4. After shingling the front roof, do the sides so you can be sure the rows are laid evenly all the way around. Do the back roof last.
NOTE: The joins between the front, back and side roofs don't have to be perfect. There may even be some spaces where your shingles lacked a fraction of going all the way to the join. This will be hidden in the next steps.
5. After all the shingles are applied and the glue thoroughly dried, cover the whole roof with a thick coat or two of Kilz. This will fill most of the gaps in your joins. After the Kilz has dried, fill any remaining gaps with spackling compound.
6. Paint the roof with two or three coats of Black Gloss Paint so that it is solidly covered. Let dry.
7. Squeeze a puddle of "Dark Gray" paint onto a sheet of waxpaper. Dampen a piece of household sponge and dab it in the paint. Lightly press the sponge onto the waxpaper a couple of times to remove any excess paint. When it makes a speckled impression, it's ready to press onto the roof. Speckle the whole roof by randomly pressing the sponge. Let dry.
8. Cut a piece of roof ridge moulding the length of the top of the roof and paint it Metallic Copper enamel. Glue in place with Quick Grip.
NOTE: I never have glued the roof to the building. It sits on top quite nicely and comes off when I need to transport the shop. The attic could be used for storage.
I painted the Laser-Cut Basswood Letters for the front of the shop with Metallic Copper enamel before removing them from the strip on which they come. After the paint dried, it only took little dabs to touch up the places where they were cut loose from the strip.
To lay out the letters, I put down a strip of masking tape -- sticky side up -- and put the letters face down, lining them up with the bottom edge of the tape. I then used a toothpick to dab Quick Grip on their backs and picked up the strip of masking tape and pressed the letters against the front wall. When the glue was completely dry, I carefully peeled the masking tape off.

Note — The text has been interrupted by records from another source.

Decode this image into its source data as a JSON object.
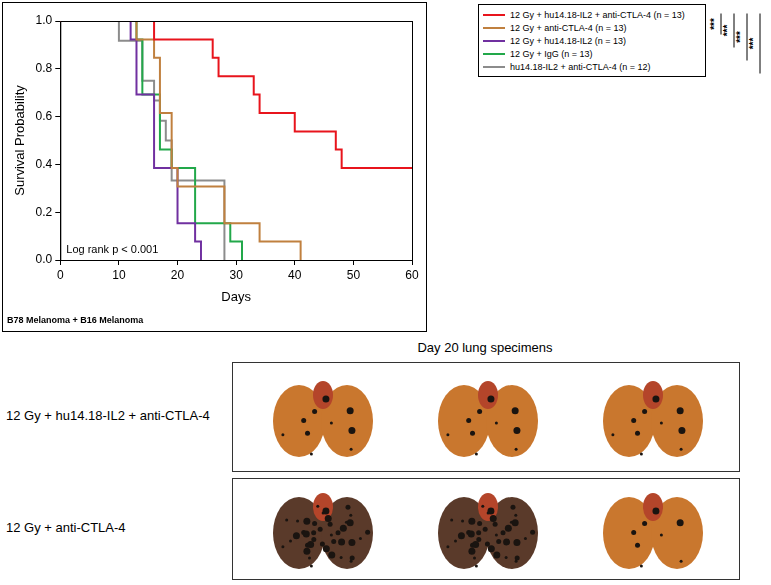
{
  "chart_data": {
    "type": "line",
    "line_style": "step",
    "grid": false,
    "legend": "right",
    "subtitle": "B78 Melanoma + B16 Melanoma",
    "annotation": "Log rank p < 0.001",
    "significance": [
      "***",
      "***",
      "***",
      "***"
    ],
    "x_label": "Days",
    "y_label": "Survival Probability",
    "xlim": [
      0,
      60
    ],
    "xticks": [
      0,
      10,
      20,
      30,
      40,
      50,
      60
    ],
    "ylim": [
      0,
      1
    ],
    "yticks": [
      {
        "value": 0,
        "label": "0.0"
      },
      {
        "value": 0.2,
        "label": "0.2"
      },
      {
        "value": 0.4,
        "label": "0.4"
      },
      {
        "value": 0.6,
        "label": "0.6"
      },
      {
        "value": 0.8,
        "label": "0.8"
      },
      {
        "value": 1,
        "label": "1.0"
      }
    ],
    "series": [
      {
        "name": "12 Gy + hu14.18-IL2 + anti-CTLA-4 (n = 13)",
        "color": "#e8141c",
        "x": [
          0,
          16,
          26,
          27,
          33,
          34,
          40,
          47,
          48,
          60
        ],
        "values": [
          1,
          0.923,
          0.846,
          0.769,
          0.692,
          0.615,
          0.538,
          0.462,
          0.385,
          0.385
        ]
      },
      {
        "name": "12 Gy + anti-CTLA-4 (n = 13)",
        "color": "#c0803f",
        "x": [
          0,
          13,
          16,
          17,
          19,
          20,
          28,
          34,
          41
        ],
        "values": [
          1,
          0.923,
          0.846,
          0.615,
          0.385,
          0.308,
          0.154,
          0.077,
          0
        ]
      },
      {
        "name": "12 Gy + hu14.18-IL2 (n = 13)",
        "color": "#7030a0",
        "x": [
          0,
          12,
          13,
          16,
          20,
          23,
          24
        ],
        "values": [
          1,
          0.923,
          0.692,
          0.385,
          0.154,
          0.077,
          0
        ]
      },
      {
        "name": "12 Gy + IgG (n = 13)",
        "color": "#22a84a",
        "x": [
          0,
          13,
          14,
          17,
          19,
          23,
          29,
          31
        ],
        "values": [
          1,
          0.923,
          0.692,
          0.462,
          0.385,
          0.154,
          0.077,
          0
        ]
      },
      {
        "name": "hu14.18-IL2 + anti-CTLA-4 (n = 12)",
        "color": "#8c8c8c",
        "x": [
          0,
          10,
          14,
          16,
          17,
          18,
          19,
          28
        ],
        "values": [
          1,
          0.917,
          0.75,
          0.667,
          0.583,
          0.5,
          0.333,
          0
        ]
      }
    ]
  },
  "specimens": {
    "title": "Day 20 lung specimens",
    "rows": [
      "12 Gy + hu14.18-IL2 + anti-CTLA-4",
      "12 Gy + anti-CTLA-4"
    ]
  }
}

Removing the tape took some of the shine off of the metallic paint and gave the letters a wonderfully aged appearance.
Follow the directions provided with the Bracket w/ Name Sign Kit to assemble it. Paint the bracket purple and the sign blue. I created the sign face in a computer graphics program (Corel 8) and printed it with a color ink jet printer. You could hand-paint your sign or find something suitable in a magazine.
I hope you enjoy this project and learn some useful techniques doing it.